S'entraider au quotidien
Au collège Georges Sand de Lille, une initiative toute simple a changé la donne : la création d'un groupe WhatsApp pédagogique. "On y partage nos difficultés, nos trouvailles, nos questions", raconte Thomas, prof d'histoire-géographie. "L'autre jour, j'ai posté un message sur mes problèmes avec la classe de 4èmeB. En quelques minutes, j'avais trois propositions de solutions concrètes. Ça fait du bien de ne pas se sentir seul."
Dépasser les murs de l'établissement
À Rennes, un groupe d'enseignants de différents collèges se retrouve un mercredi par mois. "On s'est rencontrés en formation et on a voulu continuer à échanger", explique Nadia, prof de maths. "On se donne rendez-vous dans un café ou une médiathèque. Chacun amène une activité qui marche bien dans sa classe. On discute, on adapte, on améliore. C'est devenu un moment précieux."
Les changements concrets dans nos classes
Des bénéfices pour tous
À Lyon, une équipe de professeurs de sciences a mis en place des projets communs entre leurs classes. "Avant, chacun faisait ses expériences dans son coin", raconte Pierre, prof de physique-chimie. "Maintenant, on fait des défis scientifiques entre classes. Les élèves adorent, et nous, on partage nos préparations, nos idées. On gagne du temps et c'est plus motivant."
Surmonter les obstacles pratiques
"Le temps, c'est toujours le problème", admet Samira, professeure des écoles à Bordeaux. "Alors on a commencé petit. Une fois par période, on reste une heure après la classe. Chacun présente une activité qui marche bien. On filme avec nos téléphones, on partage les documents. Ce n'est pas grand-chose, mais ça nous fait avancer."
Des élèves qui progressent mieux
Au collège Jules Ferry de Nice, les résultats parlent d'eux-mêmes. "Depuis qu'on travaille vraiment en équipe", note la principale, "les élèves sont plus motivés. Ils voient qu'on est cohérents entre nous, qu'on utilise les mêmes méthodes. Les progrès sont là." Ces observations rejoignent les recherches d'Helen Timperley ;"quand les profs travaillent ensemble, les élèves apprennent mieux."
Le développement professionnel, ce n'est pas une histoire de grands discours ou de formations compliquées[2]. C'est avant tout une affaire de petits pas, de moments partagés, d'idées échangées. François Muller en parle: "L'enseignant qui partage ses pratiques est un enseignant qui grandit." Chacun peut commencer à sa façon, à son rythme. L'important, c'est de faire le premier pas vers les autres.

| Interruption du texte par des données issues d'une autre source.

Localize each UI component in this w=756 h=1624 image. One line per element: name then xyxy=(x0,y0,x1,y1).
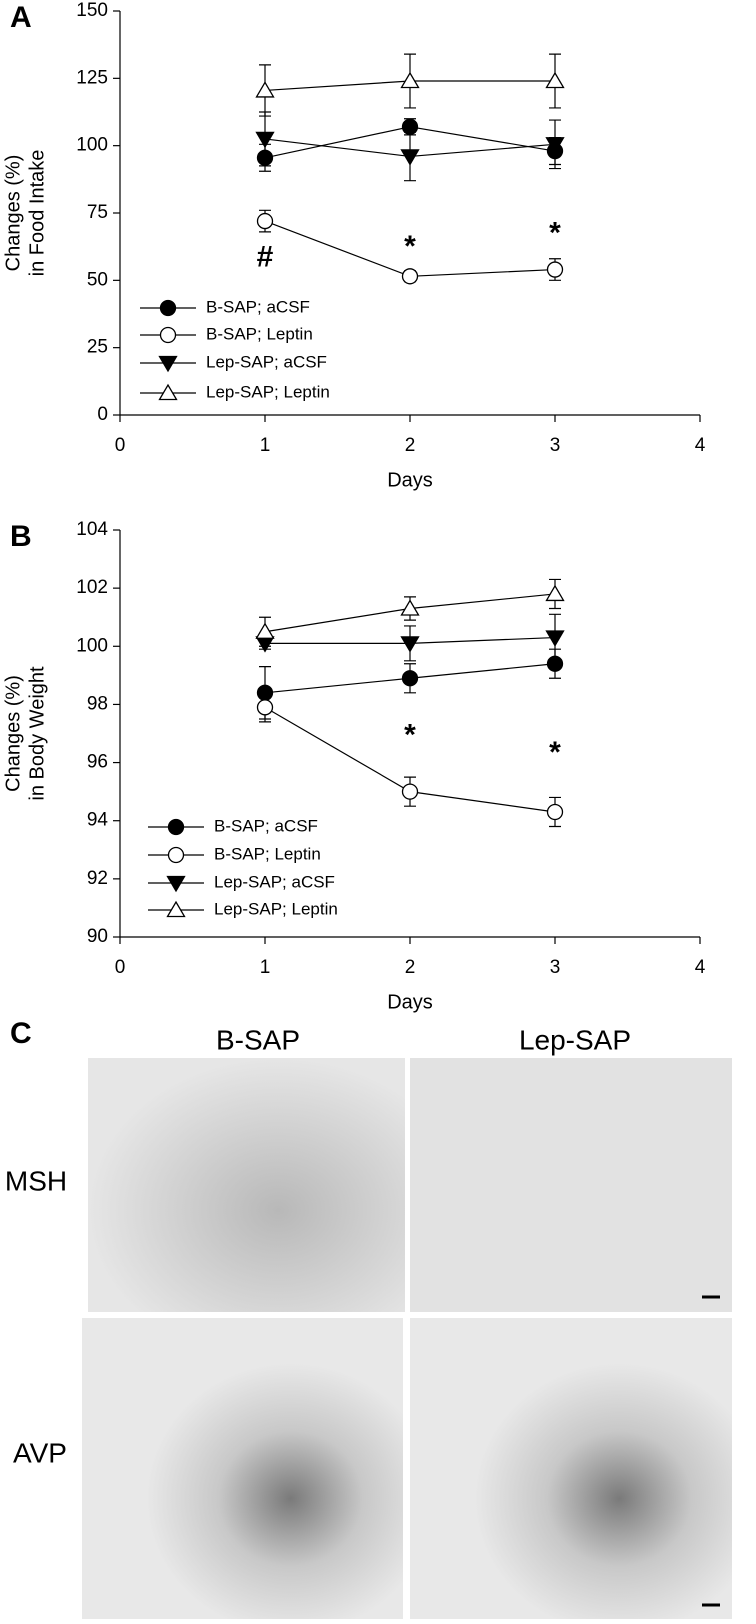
row-label: AVP xyxy=(13,1437,67,1468)
marker xyxy=(400,149,420,166)
row-label: MSH xyxy=(5,1165,67,1196)
marker xyxy=(546,803,564,821)
y-tick-label: 102 xyxy=(76,577,108,598)
panel-label: C xyxy=(10,1017,32,1050)
micrograph xyxy=(88,1058,405,1312)
marker xyxy=(545,630,565,647)
marker xyxy=(401,783,419,800)
marker xyxy=(166,875,186,893)
annotation: # xyxy=(257,241,274,274)
marker xyxy=(400,636,420,653)
y-tick-label: 92 xyxy=(87,868,108,889)
y-tick-label: 100 xyxy=(76,135,108,156)
y-axis-title: Changes (%) xyxy=(2,155,24,272)
x-tick-label: 0 xyxy=(115,957,126,978)
marker xyxy=(545,137,565,154)
marker xyxy=(159,299,177,317)
marker xyxy=(256,149,274,166)
legend-label: B-SAP; aCSF xyxy=(206,297,310,316)
marker xyxy=(255,622,275,639)
marker xyxy=(167,846,185,864)
x-tick-label: 1 xyxy=(260,435,271,456)
x-axis-title: Days xyxy=(387,469,433,491)
x-tick-label: 4 xyxy=(695,435,706,456)
marker xyxy=(159,326,177,344)
y-tick-label: 25 xyxy=(87,337,108,358)
legend-label: Lep-SAP; Leptin xyxy=(214,899,338,918)
y-tick-label: 100 xyxy=(76,635,108,656)
marker xyxy=(167,818,185,836)
marker xyxy=(256,212,274,230)
y-tick-label: 150 xyxy=(76,0,108,21)
y-axis-title: Changes (%) xyxy=(2,675,24,792)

Ce qui compte, ce sont ces moments où l'on se dit : "Tiens, ça, je n'y avais pas pensé", ou "Ah, je vais essayer ça dans ma classe demain." Ces petites victoires du quotidien qui, mises bout à bout, font de nous de meilleurs enseignants. Et tout ça, on ne peut pas le faire seul. Heureusement, on n'a pas à le faire seul.
[2] Sources et Références : HATTIE, John (2009). Visible Learning: A synthesis of over 800 meta-analyses relating to achievement. Routledge. - TIMPERLEY, Helen (2011). Realizing the Power of Professional Learning. Open University Press. – SAHLBERG, Pasi (2021). Finnish Lessons 3.0: What Can the World Learn from Educational Change in Finland? - HARGREAVES, Andy & O'CONNOR, Michael T. (2018). Collaborative Professionalism: When Teaching Together Means Learning for All. - MULLER, François (2017). Des enseignants qui apprennent, ce sont des élèves qui réussissent. ESF Sciences Humaines. - Études de cas et rapports nationaux : OCDE (2023). TALIS 2022 Results: Teachers and School Leaders as Lifelong Learners. - CNESCO (2021). Le métier d'enseignant en France. - Ministère de l'Éducation Nationale (2022). Guide du travail collectif des enseignants. - Études de terrain: Académie de Toulouse (2022). Rapport sur l'expérimentation des "rendez-vous pédagogiques". - Institut Français de l'Éducation (2023). Les collectifs enseignants : leviers de transformation des pratiques.